Saturday, September 21, 2019

NORTHERN LIGHTS (GETTING PLASTERED)


Week two of my quest to connect the BIM pencil to skilled trades. Riding North by train to Barnsley, the town I grew up in. Staying with my cousin. Pictures of the BBCS, Edwardian Baroque? Grade 2 listed. Memories of the restaurant on the top floor where my grandma waited on tables when I was very young.





A trip to Burnley to visit Karl Claydon, master plasterer. Posing with my cousin in his workshop, Karl at the door saying farewell. An ornate ceiling rose in process of assembly on his bench.






Some examples of his artistry along well worn classical themes

Three versions of Acanthus leaf. Two palmettes, reminiscent of the anthemion motif, beloved by John Soane. A bucket of lime putty which I learnt improves with age like wine or whisky. Indeed you can buy “mature lime putty” which actually feels different between thumb and finger!






How many young plasterers can improvise on the Acanthus leaf theme today I wonder? Why have we drawn a line between dexterity and design, placing them in separate boxes?

Another afternoon, another plasterer’s  workshop. Keith Langton in Horbury. A pink silicone “squeeze” taken from an existing cornice. Sometimes the new materials are clearly better. Some would argue a case for lime against cement, (if you have the patience to allow it to cure properly). But would anyone prefer gelatine moulds to silicone?





Countless profiles lying in racks and the running mould that produces them. French or English, forwards or backwards? It will take time for my brain to process all these new snippets of information. Lath and plaster practice panel. I guess that was cutting edge technology at one time, compared to the old ‘wattle and daub’ tradition.






The next day was York. Stone Mason’s setting out marks on a smooth gypsum floor. Templates in wood and metal. The first photo is by Matt Thompson, an online friend from the days of Project Soane, who I met in person for the first time, walking around York together.



I am trying to compare the classical approach to plant forms with the Gothic. A row of Corinthian columns would be identical. Hawksmoor might make changes from building to building, but within any one row on the same building, consistency would be the rule. A series of crocket capitals on the other hand are typically all unique: endless variations on the curled up leaf/bud motif.







York Minster. A six part vault, but instead of the window walls being on opposite sides they are wrapped around one corner, which also means that the narrow segments vary in width. Fat Norman columns in the crypt. Memories of an earlier, smaller building.


Occasional use of the dark, polished stone I noticed at Salisbury and I found out it’s Purbeck Marble, not a true marble (metamorphic) just a dense sandstone that takes a polish. Suddenly I remember that we saw old mining shafts for Purbeck stone during a family Xmas, not quite 3 years ago.




And the sturdy timbers of the chapter house roof: a steep octagonal cone, covered in cast lead sheet with a suspended lath and plaster vault below.
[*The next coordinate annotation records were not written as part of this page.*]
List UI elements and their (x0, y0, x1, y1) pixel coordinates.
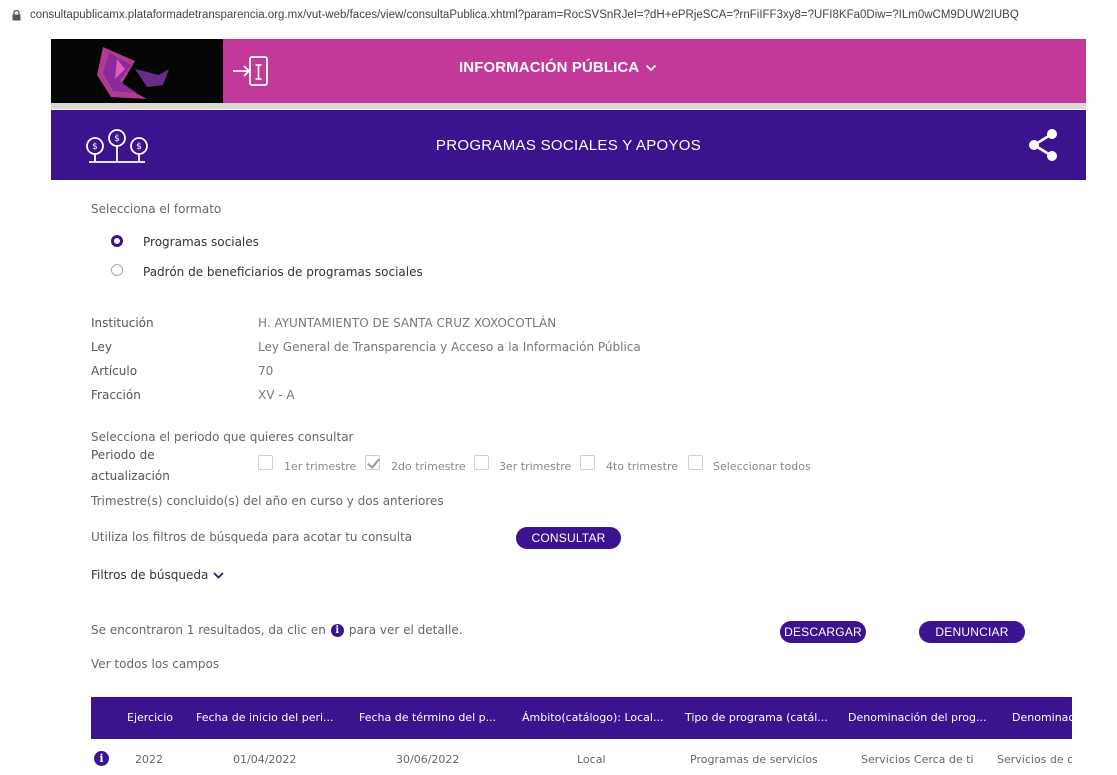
cell-denominacion-programa: Servicios Cerca de ti (861, 753, 974, 766)
column-header-ejercicio[interactable]: Ejercicio (127, 711, 173, 724)
radio-padron-beneficiarios[interactable] (111, 264, 123, 276)
option-padron-beneficiarios-label[interactable]: Padrón de beneficiarios de programas soc… (143, 265, 423, 279)
column-header-denominacion-programa[interactable]: Denominación del prog... (848, 711, 987, 724)
results-text-after: para ver el detalle. (348, 623, 463, 637)
row-detail-info-icon[interactable]: i (94, 751, 109, 766)
column-header-fecha-inicio[interactable]: Fecha de inicio del peri... (196, 711, 334, 724)
section-title: PROGRAMAS SOCIALES Y APOYOS (435, 137, 702, 154)
header-divider (51, 103, 1086, 109)
cell-denominacion: Servicios de c (997, 753, 1072, 766)
chevron-down-icon (213, 571, 224, 579)
detail-value-ley: Ley General de Transparencia y Acceso a … (258, 340, 641, 354)
search-filters-toggle[interactable]: Filtros de búsqueda (91, 568, 224, 582)
period-label-line1: Periodo de (91, 448, 155, 462)
label-3er-trimestre[interactable]: 3er trimestre (499, 460, 571, 473)
cell-ejercicio: 2022 (135, 753, 163, 766)
report-button[interactable]: DENUNCIAR (919, 621, 1025, 643)
column-header-ambito[interactable]: Ámbito(catálogo): Local... (522, 711, 663, 724)
login-icon[interactable] (229, 53, 273, 89)
label-1er-trimestre[interactable]: 1er trimestre (284, 460, 356, 473)
cell-tipo-programa: Programas de servicios (690, 753, 818, 766)
period-label-line2: actualización (91, 469, 170, 483)
cell-fecha-inicio: 01/04/2022 (233, 753, 297, 766)
address-bar[interactable]: consultapublicamx.plataformadetransparen… (0, 0, 1117, 30)
checkbox-3er-trimestre[interactable] (474, 455, 489, 470)
all-fields-link[interactable]: Ver todos los campos (91, 657, 219, 671)
download-button[interactable]: DESCARGAR (780, 621, 866, 643)
lock-icon (12, 10, 21, 21)
checkbox-4to-trimestre[interactable] (580, 455, 595, 470)
detail-value-fraccion: XV - A (258, 388, 295, 402)
detail-label-articulo: Artículo (91, 364, 138, 378)
table-row: i 2022 01/04/2022 30/06/2022 Local Progr… (91, 742, 1072, 775)
radio-programas-sociales[interactable] (111, 235, 123, 247)
detail-label-ley: Ley (91, 340, 112, 354)
results-table-header: Ejercicio Fecha de inicio del peri... Fe… (91, 697, 1072, 739)
public-info-menu-label: INFORMACIÓN PÚBLICA (459, 59, 640, 76)
results-text-before: Se encontraron 1 resultados, da clic en (91, 623, 326, 637)
site-logo[interactable] (51, 39, 223, 103)
format-prompt: Selecciona el formato (91, 202, 222, 216)
period-note: Trimestre(s) concluido(s) del año en cur… (91, 494, 444, 508)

These are the original timbers from more than 700 years ago.


Before catching the train back to Barnsley, I had a quick look around the Merchant Adventurers Hall. Fantastic oak framing again, but this time a secular building.






 Connections to the Bank of England, in that they started out in rented premises with the same function (Mercers Hall and Grocers Hall) These were venture capitalists, banding together to promote long distance trade, dominated by woollen cloth. The wealth of York was founded on the sheep grazing fields of Yorkshire.






Connections are constantly forming between the rich experiences I encounter on my travels. Connections restructuring themselves in my neural networks.  The guild Hall reminds me of the long traditions of plaster work, passed down the generations, and still kept alive by people like Karl and Keith. Back in Dubai I pressed some modelling clay into a hand carved Boxwood mould, rescued from a rubbish heap and passed on to me by Keith. How did these guys produce such effortlessly graceful foliage while carving ‘inside out’?






These experiences and reflections will help to enrich our BIM pencil work over the next few months. Notre Dame will be the primary focus, isolated to some extent on its own little island (Isle de France) but part of a bigger story, the ebb and flow of human enterprise: tools, clothing, buildings, trade, culture, language, religion.